I was the bridegroom, taking the world into my arms.
When it is over, I don’t want to wonder
if I have made of my life something particular, and real.
I don’t want to find myself sighing and frightened,
or full of argument.
I don’t want to end up simply having visited this world.”
There are those in the world that believe it is only possible to be happy when everything lines up perfectly in their lives. Others seem to fall apart and pull everyone down with them at the first sign of danger or disaster. It’s as though they were previously immune to the possibility, and now that they’ve been startled awake, they are convinced happiness at its root is a lie. Still, others think happiness is an impossible emotion better left to children or the ignorant. I disagree.
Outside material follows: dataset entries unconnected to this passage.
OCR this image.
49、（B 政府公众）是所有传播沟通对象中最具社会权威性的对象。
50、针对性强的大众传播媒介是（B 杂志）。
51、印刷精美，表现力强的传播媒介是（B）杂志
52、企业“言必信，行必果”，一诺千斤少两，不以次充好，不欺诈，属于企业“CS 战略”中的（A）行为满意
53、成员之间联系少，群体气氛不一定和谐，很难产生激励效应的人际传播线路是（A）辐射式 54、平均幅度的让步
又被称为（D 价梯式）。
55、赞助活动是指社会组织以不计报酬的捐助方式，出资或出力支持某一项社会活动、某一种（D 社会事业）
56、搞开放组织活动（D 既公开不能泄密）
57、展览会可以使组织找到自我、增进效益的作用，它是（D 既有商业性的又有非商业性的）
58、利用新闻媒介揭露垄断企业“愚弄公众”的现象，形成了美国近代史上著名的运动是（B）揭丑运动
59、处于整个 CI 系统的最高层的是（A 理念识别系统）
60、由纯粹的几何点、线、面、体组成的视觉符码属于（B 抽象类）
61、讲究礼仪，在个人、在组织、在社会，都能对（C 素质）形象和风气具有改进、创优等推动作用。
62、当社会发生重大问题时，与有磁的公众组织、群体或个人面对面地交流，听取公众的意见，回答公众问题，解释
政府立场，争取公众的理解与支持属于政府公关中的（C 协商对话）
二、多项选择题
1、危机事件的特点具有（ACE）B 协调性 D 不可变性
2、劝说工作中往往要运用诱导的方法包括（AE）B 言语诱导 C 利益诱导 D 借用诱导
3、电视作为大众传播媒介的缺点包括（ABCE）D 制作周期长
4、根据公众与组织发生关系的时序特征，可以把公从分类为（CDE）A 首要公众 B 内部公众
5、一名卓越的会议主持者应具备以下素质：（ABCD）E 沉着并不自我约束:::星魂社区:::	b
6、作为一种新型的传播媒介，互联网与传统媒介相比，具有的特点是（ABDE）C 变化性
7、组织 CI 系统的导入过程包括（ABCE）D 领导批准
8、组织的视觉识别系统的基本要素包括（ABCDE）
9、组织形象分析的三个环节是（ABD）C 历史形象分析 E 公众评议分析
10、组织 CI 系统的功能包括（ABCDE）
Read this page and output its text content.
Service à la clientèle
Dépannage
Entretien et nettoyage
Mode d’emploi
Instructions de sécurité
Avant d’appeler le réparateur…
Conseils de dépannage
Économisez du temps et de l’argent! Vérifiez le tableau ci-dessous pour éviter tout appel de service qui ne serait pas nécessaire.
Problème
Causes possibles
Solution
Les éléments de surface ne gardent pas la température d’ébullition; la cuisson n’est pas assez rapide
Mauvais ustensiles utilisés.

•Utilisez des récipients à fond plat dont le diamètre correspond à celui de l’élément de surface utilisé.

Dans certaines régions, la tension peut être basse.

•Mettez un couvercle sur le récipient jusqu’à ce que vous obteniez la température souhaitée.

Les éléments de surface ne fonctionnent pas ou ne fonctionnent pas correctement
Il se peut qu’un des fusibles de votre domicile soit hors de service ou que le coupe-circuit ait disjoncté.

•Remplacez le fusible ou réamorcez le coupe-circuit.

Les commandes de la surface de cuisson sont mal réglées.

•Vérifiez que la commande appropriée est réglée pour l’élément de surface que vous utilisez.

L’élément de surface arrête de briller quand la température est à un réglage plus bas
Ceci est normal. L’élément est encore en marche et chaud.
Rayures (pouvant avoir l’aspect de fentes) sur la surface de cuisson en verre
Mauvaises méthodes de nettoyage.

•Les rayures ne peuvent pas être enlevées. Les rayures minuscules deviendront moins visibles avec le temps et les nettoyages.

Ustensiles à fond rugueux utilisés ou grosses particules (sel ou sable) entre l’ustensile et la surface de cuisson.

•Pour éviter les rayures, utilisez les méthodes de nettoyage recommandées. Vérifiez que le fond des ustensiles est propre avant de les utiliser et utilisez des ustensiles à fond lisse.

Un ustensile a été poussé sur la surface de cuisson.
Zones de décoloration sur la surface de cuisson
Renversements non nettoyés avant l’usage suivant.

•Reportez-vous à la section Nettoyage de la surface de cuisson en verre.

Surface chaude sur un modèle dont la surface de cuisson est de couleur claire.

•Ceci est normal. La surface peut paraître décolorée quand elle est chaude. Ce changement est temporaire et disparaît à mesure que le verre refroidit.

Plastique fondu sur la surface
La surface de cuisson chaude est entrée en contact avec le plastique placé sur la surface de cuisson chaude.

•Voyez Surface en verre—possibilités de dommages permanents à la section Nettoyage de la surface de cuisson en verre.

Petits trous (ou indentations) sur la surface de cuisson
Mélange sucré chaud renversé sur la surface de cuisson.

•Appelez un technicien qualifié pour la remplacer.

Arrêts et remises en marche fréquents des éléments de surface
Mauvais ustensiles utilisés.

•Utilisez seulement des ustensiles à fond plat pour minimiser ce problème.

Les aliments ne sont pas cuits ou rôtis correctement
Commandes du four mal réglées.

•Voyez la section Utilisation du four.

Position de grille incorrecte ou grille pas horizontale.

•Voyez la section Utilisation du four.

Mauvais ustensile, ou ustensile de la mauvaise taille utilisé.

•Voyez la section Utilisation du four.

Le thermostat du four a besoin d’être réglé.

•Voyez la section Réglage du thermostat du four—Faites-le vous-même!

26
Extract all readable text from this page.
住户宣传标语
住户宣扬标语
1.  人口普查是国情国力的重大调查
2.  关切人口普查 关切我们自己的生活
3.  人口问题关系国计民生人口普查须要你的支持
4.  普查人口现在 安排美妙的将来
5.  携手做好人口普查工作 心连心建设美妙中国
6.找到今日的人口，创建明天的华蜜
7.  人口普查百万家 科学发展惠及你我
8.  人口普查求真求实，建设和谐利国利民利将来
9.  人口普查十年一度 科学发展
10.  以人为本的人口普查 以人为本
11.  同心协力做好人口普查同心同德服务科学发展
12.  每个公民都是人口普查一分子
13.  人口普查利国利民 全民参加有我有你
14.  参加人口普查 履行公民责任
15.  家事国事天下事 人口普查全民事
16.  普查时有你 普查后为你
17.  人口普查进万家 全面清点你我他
Being happy and hopeful doesn’t mean bad things never happen to good people. It also doesn’t mean that I sit back and pretend everything will work itself out just because I am a positive person. Instead, it is having the trust in both the Universe and myself that when I rest in well-being, hope and grounded happiness, I will be motivated to stay active and engaged in the world in a way that is most helpful to all. And as always, SMART Living is remembering that I have the choice to do that 365 days of the year no matter what. Why not start today?